Design and Implementation of Rectangular Dielectric Resonator Antennas for GPS-Based Toll System

Abstract

GPS is using three LEO satellites at a distance of 550 kms from earth. Starlink satellite is emerging satellite system operating at 12/14 GHz (downlink/uplink) frequency for internet services. Wi-Fi services are using ISM band at 2.4 GHz. GPS system is operating at 1.5 GHz. The roadside network frequency is 10.9 GHz. On-board unit will be in each vehicle having all these five antennas. Wireless toll collection systems can be integrated with all these services in the vehicles travelling at expressways or highways. To eliminate congestion and bring in transparency in revenue collection at toll road, this paper proposed an integrated wireless system using five dielectric resonator antennas offering different services for the efficient way of toll collection.

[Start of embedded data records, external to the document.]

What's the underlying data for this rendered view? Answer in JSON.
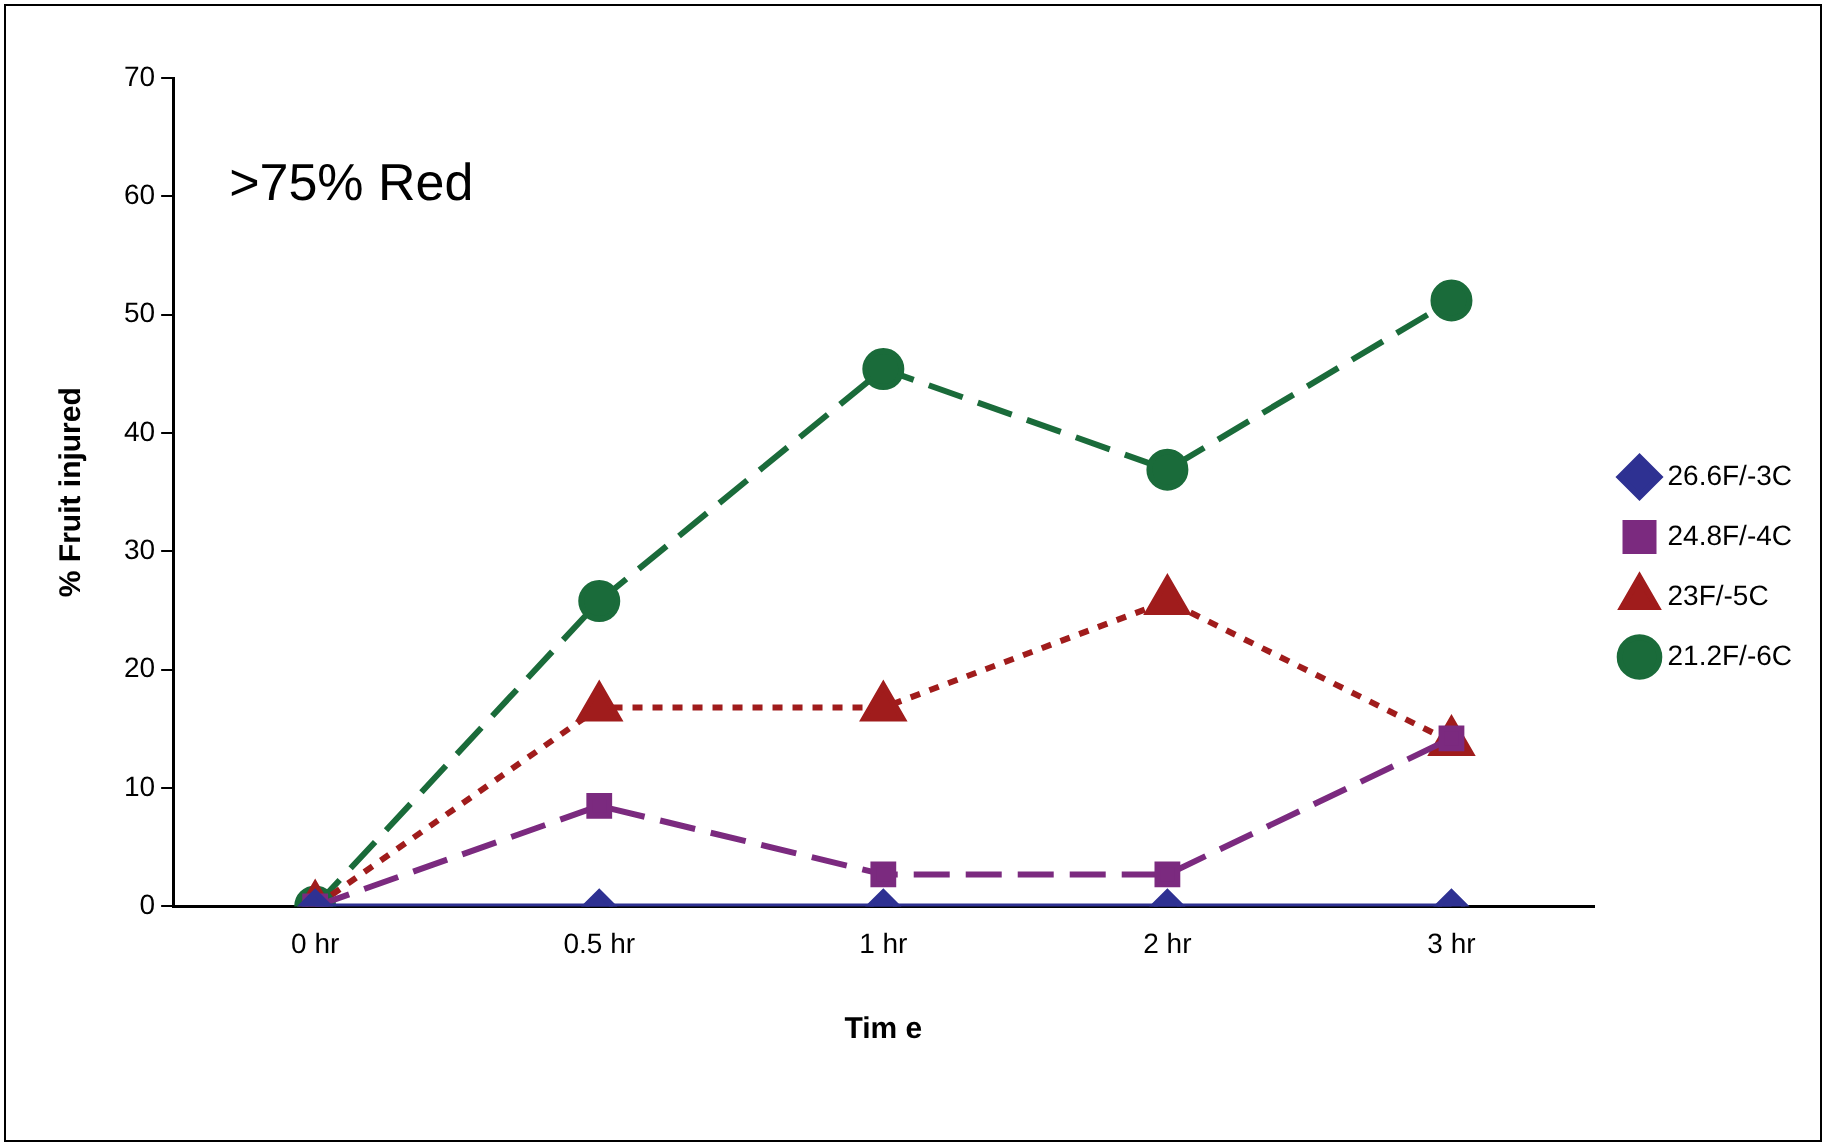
{
  "chart_data": {
    "type": "line",
    "title": ">75% Red",
    "xlabel": "Tim e",
    "ylabel": "% Fruit injured",
    "categories": [
      "0 hr",
      "0.5 hr",
      "1 hr",
      "2 hr",
      "3 hr"
    ],
    "series": [
      {
        "name": "26.6F/-3C",
        "color": "#2e3192",
        "values": [
          0,
          0,
          0,
          0,
          0
        ],
        "marker": "diamond",
        "line_style": "solid"
      },
      {
        "name": "24.8F/-4C",
        "color": "#7b2a7f",
        "values": [
          0,
          8.5,
          2.7,
          2.7,
          14.2
        ],
        "marker": "square",
        "line_style": "dashed"
      },
      {
        "name": "23F/-5C",
        "color": "#a01c1c",
        "values": [
          0,
          16.8,
          16.8,
          25.8,
          13.9
        ],
        "marker": "triangle",
        "line_style": "dotted"
      },
      {
        "name": "21.2F/-6C",
        "color": "#1a6b3a",
        "values": [
          0,
          25.8,
          45.4,
          36.9,
          51.2
        ],
        "marker": "circle",
        "line_style": "dashed"
      }
    ],
    "ylim": [
      0,
      70
    ],
    "yticks": [
      0,
      10,
      20,
      30,
      40,
      50,
      60,
      70
    ],
    "grid": false,
    "legend": "right"
  }
}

Antennas for roadside service, GPS, Wi-Fi and satellite service have been designed to facilitate vehicles and toll authorities. This system is proposed for efficient fare collection depending on the actual distance travelled by the vehicle. This paper has proposed five thermoset microwave material of 12.8 dielectric constant dielectric resonator antennas (DRAs) using hardware prototyped and simulated models, integrated Z-shape cavity (air) for introducing right-hand circular polarization and left-hand circular polarization as novel features, beam steering using three slots with shorting pins. Measured, simulated and theoretical results have been found to be perfectly matching in the proposed DRAs. The beam steering is another novel feature, which is obtained due to structure of DRA by altering positions of ground plane slots. The proposed solution involves utilizing a machine learning model for toll collection, leveraging vehicle images captured during the transaction, and calculating the distance travelled using GPS data.